Life in the old mill town of Seabeck in the 1860s was busy, with lumber mills in full swing. At the time Seabeck had a population larger than that of Seattle. Families were coming from cities like New York, Philadelphia and San Francisco to settle along the Kitsap Peninsula in the logging camps near Seabeck.

The event is a way to experience that history, Bradley said.

Members of the society will dress in period costumes. Hay wagon rides will be offered as visitors gather on the grounds that were once a logging camp. Hot cider and roasted chestnuts will be available. The Bremerton Symphony Chorale will walk about the grounds singing holiday tunes.On Saturday evening, the Kitsap Kickers, a line dancing group, will entertain. On Sunday, there will be accordion music, waltzes and polkas to the music of Randy Bradley.

Dinner will be served at 5:30 p.m. and will include clam chowder, cornish game hens with cranberry glaze, roasted mushrooms and glazed carrots, tri-colored fingerling potatoes, corn fritters and biscuits, and for dessert — bread pudding.

“These are all the traditional foods that would have been served at Christmas in the mid 1800s,” Bradley said.

Following dinner, “Of Ferries and Bridges: Stories of Puget Sound,” will be performed by Jill Johnson, actress and professional storyteller from Whidbey Island.

Bradley said a good part of Johnson’s professional career as a storyteller has been reviving forgotten pieces of Puget Sound maritime history. “In this presentation, she will bring to life some of the characters who have been part of that history including Berte Olson, the first woman to skipper a ferry boat on Puget Sound,” Bradley said.

Johnson has been a professional storyteller for several years. She previously was a teacher, a curriculum director, a trainer, a recreation specialist an international development consultant and, now, a storyteller.

She spend time in Seabeck researching Berte Olson.

“I was there interviewing the former conference director and researching historical documents,” she said. “There’s a strong connection between Seabeck and Berte that I will reveal in my storytelling.”

Besides being the first woman to skipper a ferry boat on Puget Sound, Olson owned her own ferry boat company. Johnson has performed Olson’s story more than 50 times under the title “Little But Oh My…”

“The purpose of telling this story is to bring back the neglected pieces of Puget Sound maritime history,” she said. “And Berte’s story is one of them.”

Johnson said many times after she performs, someone in the audience will come up and tell her that they are related to Olson, or knew the family, or even had family that worked for her.

“When that happens, I know I’ve done what I wanted to –to bring her back to life,” Johnson said.

Another story she will tell is that of a pioneer family on Christmas Eve in 1881.

“It could have been a family living in Seabeck,” she said. “It’s the perfect story for the families that will be there to hear.”

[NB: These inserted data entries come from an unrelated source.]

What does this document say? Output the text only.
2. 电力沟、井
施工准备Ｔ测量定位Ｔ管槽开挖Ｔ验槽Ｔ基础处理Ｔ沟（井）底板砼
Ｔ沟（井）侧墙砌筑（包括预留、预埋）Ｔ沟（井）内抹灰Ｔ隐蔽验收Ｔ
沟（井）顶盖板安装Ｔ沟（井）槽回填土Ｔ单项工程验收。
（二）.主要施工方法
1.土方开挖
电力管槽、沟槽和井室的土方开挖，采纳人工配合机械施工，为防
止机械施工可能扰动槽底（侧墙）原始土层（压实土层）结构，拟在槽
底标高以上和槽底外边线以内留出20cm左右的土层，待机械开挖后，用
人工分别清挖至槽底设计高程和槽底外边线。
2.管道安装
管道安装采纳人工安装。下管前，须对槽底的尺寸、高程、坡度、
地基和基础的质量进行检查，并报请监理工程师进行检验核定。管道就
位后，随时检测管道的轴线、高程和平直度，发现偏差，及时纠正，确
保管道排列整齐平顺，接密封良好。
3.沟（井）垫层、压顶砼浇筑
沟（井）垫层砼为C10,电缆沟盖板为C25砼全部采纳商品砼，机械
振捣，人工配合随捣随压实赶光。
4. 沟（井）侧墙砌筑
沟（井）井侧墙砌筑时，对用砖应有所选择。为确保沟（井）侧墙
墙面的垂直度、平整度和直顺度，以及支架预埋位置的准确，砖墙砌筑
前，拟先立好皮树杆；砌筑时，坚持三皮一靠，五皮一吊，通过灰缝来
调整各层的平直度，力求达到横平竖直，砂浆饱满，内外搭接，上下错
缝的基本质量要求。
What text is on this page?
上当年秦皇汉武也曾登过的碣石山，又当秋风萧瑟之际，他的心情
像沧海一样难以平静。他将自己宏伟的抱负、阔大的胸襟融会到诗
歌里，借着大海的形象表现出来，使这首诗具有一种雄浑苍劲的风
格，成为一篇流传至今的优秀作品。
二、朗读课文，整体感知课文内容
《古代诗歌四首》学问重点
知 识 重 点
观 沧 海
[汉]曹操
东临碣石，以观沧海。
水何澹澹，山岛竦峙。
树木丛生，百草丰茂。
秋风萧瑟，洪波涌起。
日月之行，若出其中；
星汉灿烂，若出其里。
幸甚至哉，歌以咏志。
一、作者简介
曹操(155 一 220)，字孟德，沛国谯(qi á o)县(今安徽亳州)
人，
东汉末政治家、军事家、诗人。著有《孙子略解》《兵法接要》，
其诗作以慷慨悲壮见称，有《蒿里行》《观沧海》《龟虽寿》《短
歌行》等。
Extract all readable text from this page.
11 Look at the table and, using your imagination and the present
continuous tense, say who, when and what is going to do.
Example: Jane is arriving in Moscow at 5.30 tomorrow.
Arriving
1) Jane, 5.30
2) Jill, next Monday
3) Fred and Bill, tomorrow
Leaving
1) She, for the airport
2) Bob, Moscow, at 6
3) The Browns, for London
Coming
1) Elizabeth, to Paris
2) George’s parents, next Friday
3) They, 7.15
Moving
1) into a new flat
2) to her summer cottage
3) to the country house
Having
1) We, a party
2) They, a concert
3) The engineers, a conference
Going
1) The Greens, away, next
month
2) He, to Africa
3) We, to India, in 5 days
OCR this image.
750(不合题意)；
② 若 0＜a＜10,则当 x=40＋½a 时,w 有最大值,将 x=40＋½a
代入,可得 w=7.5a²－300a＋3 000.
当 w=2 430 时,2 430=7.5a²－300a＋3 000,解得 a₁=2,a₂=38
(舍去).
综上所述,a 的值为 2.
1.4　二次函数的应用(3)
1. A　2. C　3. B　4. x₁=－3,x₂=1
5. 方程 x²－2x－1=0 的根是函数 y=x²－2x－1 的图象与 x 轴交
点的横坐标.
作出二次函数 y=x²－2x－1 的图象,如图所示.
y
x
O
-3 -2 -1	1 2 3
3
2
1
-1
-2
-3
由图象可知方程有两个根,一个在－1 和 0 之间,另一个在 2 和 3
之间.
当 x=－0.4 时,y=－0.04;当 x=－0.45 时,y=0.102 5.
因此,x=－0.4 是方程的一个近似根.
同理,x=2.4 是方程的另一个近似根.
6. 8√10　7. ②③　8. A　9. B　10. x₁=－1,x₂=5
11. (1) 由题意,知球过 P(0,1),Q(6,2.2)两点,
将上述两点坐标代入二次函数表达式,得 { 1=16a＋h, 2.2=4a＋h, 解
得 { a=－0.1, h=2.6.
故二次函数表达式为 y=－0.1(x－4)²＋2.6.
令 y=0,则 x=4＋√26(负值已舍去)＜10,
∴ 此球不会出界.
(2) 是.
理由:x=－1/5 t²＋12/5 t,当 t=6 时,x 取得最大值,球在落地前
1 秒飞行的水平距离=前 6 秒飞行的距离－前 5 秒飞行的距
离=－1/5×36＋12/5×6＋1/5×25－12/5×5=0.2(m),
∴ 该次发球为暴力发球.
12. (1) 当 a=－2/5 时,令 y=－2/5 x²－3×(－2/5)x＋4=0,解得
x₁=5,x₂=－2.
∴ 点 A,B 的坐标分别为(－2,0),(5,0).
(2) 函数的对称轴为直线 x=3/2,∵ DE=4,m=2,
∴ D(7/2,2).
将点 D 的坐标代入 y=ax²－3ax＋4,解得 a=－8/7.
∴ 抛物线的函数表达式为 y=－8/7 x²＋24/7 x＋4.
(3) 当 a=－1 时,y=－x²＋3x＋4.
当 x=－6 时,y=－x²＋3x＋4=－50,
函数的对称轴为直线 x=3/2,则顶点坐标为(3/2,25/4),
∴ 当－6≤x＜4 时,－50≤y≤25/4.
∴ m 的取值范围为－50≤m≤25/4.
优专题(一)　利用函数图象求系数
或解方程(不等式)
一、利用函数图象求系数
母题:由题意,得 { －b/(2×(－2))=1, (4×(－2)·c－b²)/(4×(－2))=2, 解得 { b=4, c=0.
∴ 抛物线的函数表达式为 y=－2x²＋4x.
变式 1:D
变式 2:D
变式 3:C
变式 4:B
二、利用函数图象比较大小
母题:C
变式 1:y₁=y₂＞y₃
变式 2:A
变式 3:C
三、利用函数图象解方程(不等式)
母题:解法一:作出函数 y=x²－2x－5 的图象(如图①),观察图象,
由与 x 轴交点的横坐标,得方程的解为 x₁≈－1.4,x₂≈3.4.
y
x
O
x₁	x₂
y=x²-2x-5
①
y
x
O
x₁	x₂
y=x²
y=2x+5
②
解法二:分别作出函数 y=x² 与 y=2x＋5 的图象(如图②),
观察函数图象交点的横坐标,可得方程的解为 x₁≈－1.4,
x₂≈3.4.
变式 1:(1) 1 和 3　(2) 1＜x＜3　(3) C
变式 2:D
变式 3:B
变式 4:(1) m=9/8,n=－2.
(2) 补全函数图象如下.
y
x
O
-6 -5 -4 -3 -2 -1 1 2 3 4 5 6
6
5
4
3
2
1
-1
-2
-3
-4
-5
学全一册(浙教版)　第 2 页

When she tells a story, Johnson said she is the storyteller, although sometimes she takes on the character she is speaking about.

“At places I become Berte and her father and one of the investors in her company,” she said. “I do slip into character from time to time.”

Many of the characters in her stories are actually based on real people she has encountered in her life, including a gardener she befriended when she served in the Peace Corp in Morocco in the 1990s.

“Storytelling is a wonderful way to use all the life experiences I’ve had,” she said.

Old Mill Town Christmas is a way to make history come alive and to show modern day people that Christmas was simple back in the day, Bradley said. The focus is on experiencing music and dance with families, and not on getting gifts. It is a fundraising benefit for the Kitsap County Historical Society and Museum.

The event begins at 4 p.m. each day at the Seabeck Conference Center, 15395 Seabeck Highway NW, Seabeck. Adults are $30 each and children ages 4 to 12 are $15. Children age 3 and younger are free. It concludes at 8 p.m.

To make reservations or for more information, call 360-479-6226.

Old Mill Town Christmas is hosted by the Kitsap County Historical Society and sponsored by the Kitsap Community Foundation, Kitsap Credit Union, FPH Construction and Sound Publishing.